L’auto-miglioramento ricorsivo, tuttavia, darà all’IA la “possibilità di sostituire del tutto l’algoritmo che viene utilizzato”, nota Jalsenjak. “Per analogia, guardando alle caratteristiche determinate, le IA superintelligenti possono essere considerate vive, conclude Jalsenjak, invalidando l’affermazione che le IA sono un’estensione degli esseri umani. “Gli esseri umani, per la prima volta, condivideranno la Terra con un’entità intelligente almeno quanto loro e probabilmente molto più intelligente.
Sarebbe ancora in grado di staccare la spina al robot senza sentirsi in colpa?
Essere vivi non è abbastanza
Alla fine del suo saggio, Jalsenjak riconosce che la riflessione sulla vita artificiale lascia molte altre domande. “Le caratteristiche qui descritte riguardo agli esseri viventi sono sufficienti perché qualcosa possa essere considerato vivo o sono solo necessarie ma non sufficienti?” Si chiede.
Ho appena letto I Am a Strange Loop del filosofo e scienziato Douglas Hofstadter, posso decisamente dire di no. L’identità, l’autocoscienza e la coscienza sono altri concetti che discriminano gli esseri viventi gli uni dagli altri. Per esempio, un robot costruttore di graffette senza cervello che migliora costantemente i suoi algoritmi per trasformare l’intero universo in graffette è vivo e merita i propri diritti? “Gli esseri umani sono co-creatori di se stessi, nel senso che non si danno interamente l’esistenza, ma rendono la loro esistenza propositiva e la realizzano”, scrive Jalsenjak. “Non è chiaro se le future IA avranno la possibilità di un libero arbitrio.”

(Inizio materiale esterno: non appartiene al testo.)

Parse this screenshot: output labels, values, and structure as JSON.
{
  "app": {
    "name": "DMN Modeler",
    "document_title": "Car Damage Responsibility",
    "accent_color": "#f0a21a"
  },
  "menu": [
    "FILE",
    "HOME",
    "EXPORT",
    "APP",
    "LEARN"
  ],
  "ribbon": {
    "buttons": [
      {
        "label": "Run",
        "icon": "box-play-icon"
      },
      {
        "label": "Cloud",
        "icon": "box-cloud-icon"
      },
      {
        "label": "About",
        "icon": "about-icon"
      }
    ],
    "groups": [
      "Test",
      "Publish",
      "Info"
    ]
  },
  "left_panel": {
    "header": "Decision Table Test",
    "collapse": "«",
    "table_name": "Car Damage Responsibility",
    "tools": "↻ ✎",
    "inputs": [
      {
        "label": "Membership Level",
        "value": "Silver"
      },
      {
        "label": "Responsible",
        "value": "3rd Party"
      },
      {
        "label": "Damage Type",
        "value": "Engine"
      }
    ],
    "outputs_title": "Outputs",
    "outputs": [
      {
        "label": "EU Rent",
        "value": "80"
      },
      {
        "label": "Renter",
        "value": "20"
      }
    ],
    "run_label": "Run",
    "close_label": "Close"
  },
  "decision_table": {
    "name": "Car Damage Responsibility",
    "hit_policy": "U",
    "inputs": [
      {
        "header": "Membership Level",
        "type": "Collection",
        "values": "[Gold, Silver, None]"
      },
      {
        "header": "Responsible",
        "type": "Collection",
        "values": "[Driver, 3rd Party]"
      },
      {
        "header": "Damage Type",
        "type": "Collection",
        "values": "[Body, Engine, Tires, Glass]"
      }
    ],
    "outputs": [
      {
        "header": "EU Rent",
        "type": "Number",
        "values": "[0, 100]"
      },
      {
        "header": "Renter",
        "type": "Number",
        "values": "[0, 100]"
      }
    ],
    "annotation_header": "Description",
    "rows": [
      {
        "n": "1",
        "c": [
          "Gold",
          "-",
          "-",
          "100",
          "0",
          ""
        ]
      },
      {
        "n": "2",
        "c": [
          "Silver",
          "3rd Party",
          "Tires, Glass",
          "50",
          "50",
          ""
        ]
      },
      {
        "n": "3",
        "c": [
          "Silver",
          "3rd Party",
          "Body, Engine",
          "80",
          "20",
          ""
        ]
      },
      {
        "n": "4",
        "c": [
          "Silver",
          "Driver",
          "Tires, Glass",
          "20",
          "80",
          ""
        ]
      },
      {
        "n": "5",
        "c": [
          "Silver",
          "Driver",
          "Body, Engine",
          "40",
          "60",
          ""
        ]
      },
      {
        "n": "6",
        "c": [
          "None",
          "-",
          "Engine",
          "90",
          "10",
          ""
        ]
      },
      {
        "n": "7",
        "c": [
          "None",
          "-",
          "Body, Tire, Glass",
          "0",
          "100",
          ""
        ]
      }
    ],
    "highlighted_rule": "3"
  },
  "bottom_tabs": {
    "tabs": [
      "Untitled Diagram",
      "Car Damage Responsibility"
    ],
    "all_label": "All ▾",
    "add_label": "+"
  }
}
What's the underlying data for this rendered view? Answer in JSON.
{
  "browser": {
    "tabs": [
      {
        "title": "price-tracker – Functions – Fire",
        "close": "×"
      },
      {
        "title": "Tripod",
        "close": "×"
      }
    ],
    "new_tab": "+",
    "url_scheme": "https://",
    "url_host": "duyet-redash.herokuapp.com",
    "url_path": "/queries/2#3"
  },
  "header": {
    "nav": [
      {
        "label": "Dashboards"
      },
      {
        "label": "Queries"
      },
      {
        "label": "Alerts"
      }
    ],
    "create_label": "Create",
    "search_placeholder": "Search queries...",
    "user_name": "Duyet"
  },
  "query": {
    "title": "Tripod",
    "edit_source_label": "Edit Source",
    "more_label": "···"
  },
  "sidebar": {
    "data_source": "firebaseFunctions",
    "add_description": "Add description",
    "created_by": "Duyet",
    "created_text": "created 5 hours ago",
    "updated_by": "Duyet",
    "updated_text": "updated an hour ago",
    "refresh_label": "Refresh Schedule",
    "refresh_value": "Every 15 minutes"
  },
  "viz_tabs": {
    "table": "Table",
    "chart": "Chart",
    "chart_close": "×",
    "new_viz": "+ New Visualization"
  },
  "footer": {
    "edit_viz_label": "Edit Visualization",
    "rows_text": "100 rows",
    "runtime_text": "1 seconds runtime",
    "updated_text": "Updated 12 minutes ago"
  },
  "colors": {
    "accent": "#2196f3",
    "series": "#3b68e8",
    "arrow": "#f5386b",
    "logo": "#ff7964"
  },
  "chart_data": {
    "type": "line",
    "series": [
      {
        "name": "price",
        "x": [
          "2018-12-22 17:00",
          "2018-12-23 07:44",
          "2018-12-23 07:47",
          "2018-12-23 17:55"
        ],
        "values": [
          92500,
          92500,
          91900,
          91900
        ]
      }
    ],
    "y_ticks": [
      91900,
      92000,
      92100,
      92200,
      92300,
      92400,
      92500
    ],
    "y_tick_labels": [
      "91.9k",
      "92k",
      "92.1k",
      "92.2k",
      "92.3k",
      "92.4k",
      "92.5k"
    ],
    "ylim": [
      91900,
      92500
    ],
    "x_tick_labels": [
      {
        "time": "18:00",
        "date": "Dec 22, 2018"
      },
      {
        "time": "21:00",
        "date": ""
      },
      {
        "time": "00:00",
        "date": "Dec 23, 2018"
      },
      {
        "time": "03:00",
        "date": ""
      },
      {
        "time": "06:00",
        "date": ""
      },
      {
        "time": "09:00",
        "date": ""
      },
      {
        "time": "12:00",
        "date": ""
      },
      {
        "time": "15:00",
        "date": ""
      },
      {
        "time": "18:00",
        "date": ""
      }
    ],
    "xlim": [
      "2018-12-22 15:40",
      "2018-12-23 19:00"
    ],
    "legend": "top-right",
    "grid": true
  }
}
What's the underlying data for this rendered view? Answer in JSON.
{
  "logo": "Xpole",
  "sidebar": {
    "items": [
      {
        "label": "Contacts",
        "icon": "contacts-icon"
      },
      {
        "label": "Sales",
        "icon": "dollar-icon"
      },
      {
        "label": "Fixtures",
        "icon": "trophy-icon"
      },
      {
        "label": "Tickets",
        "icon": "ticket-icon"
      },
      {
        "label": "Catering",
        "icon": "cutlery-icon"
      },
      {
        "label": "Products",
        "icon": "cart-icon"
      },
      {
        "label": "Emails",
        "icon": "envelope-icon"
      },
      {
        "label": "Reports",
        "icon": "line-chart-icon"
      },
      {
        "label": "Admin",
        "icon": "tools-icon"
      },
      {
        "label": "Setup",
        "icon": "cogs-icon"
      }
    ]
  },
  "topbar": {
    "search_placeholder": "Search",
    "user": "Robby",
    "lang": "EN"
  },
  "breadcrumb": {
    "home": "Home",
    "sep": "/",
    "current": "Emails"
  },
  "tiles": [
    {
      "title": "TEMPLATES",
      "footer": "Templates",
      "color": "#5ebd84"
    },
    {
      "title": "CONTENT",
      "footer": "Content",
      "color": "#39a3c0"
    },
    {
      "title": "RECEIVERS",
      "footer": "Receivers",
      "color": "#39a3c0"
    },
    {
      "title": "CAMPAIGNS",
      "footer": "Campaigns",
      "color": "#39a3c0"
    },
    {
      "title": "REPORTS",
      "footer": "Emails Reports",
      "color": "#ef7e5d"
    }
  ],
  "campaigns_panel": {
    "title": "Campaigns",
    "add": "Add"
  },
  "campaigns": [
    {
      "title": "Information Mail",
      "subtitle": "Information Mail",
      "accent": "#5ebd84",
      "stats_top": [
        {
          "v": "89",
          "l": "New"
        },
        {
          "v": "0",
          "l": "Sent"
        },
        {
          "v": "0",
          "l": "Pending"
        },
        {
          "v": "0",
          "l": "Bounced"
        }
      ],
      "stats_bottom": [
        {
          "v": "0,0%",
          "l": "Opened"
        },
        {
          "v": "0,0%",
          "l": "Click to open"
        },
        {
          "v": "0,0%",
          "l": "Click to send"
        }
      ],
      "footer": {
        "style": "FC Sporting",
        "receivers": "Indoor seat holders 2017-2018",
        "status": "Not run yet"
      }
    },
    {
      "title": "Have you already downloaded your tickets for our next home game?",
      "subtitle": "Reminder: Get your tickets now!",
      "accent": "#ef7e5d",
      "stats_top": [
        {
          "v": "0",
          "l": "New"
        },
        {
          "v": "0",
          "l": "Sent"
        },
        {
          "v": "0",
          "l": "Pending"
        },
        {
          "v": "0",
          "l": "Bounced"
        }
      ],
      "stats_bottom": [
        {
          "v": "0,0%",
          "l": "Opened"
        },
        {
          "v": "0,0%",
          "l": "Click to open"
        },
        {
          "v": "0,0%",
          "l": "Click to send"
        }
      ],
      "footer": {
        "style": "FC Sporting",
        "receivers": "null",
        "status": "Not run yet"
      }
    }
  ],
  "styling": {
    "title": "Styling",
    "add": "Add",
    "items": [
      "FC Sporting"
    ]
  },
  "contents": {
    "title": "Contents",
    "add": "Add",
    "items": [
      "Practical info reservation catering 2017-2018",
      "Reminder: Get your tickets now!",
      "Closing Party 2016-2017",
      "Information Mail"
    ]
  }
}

E infine, c’è il problema dell’etica delle IA superintelligenti. Questo è un argomento ampio che include i tipi di principi morali che le IA dovrebbero avere, i principi morali che gli umani dovrebbero avere verso le IA, e come le IA dovrebbero vedere le loro relazioni con gli umani.
La comunità AI spesso respinge tali argomenti, sottolineando i chiari limiti degli attuali sistemi di apprendimento profondo e la nozione inverosimile di raggiungere l’AI generale.
Ma come molti altri scienziati, Jalsenjak ci ricorda che il momento di discutere questi argomenti è oggi, non quando è troppo tardi. “Questi argomenti non possono essere ignorati perché tutto quello che sappiamo al momento sul futuro sembra indicare che la società umana affronta un cambiamento senza precedenti”, scrive.
Nel saggio completo, disponibile presso Springer, Jalsenjak fornisce dettagli approfonditi sulla singolarità dell’intelligenza artificiale e le leggi della vita. Il libro completo, Guide to Deep Learning Basics, fornisce materiale più approfondito sulla filosofia dell’intelligenza artificiale.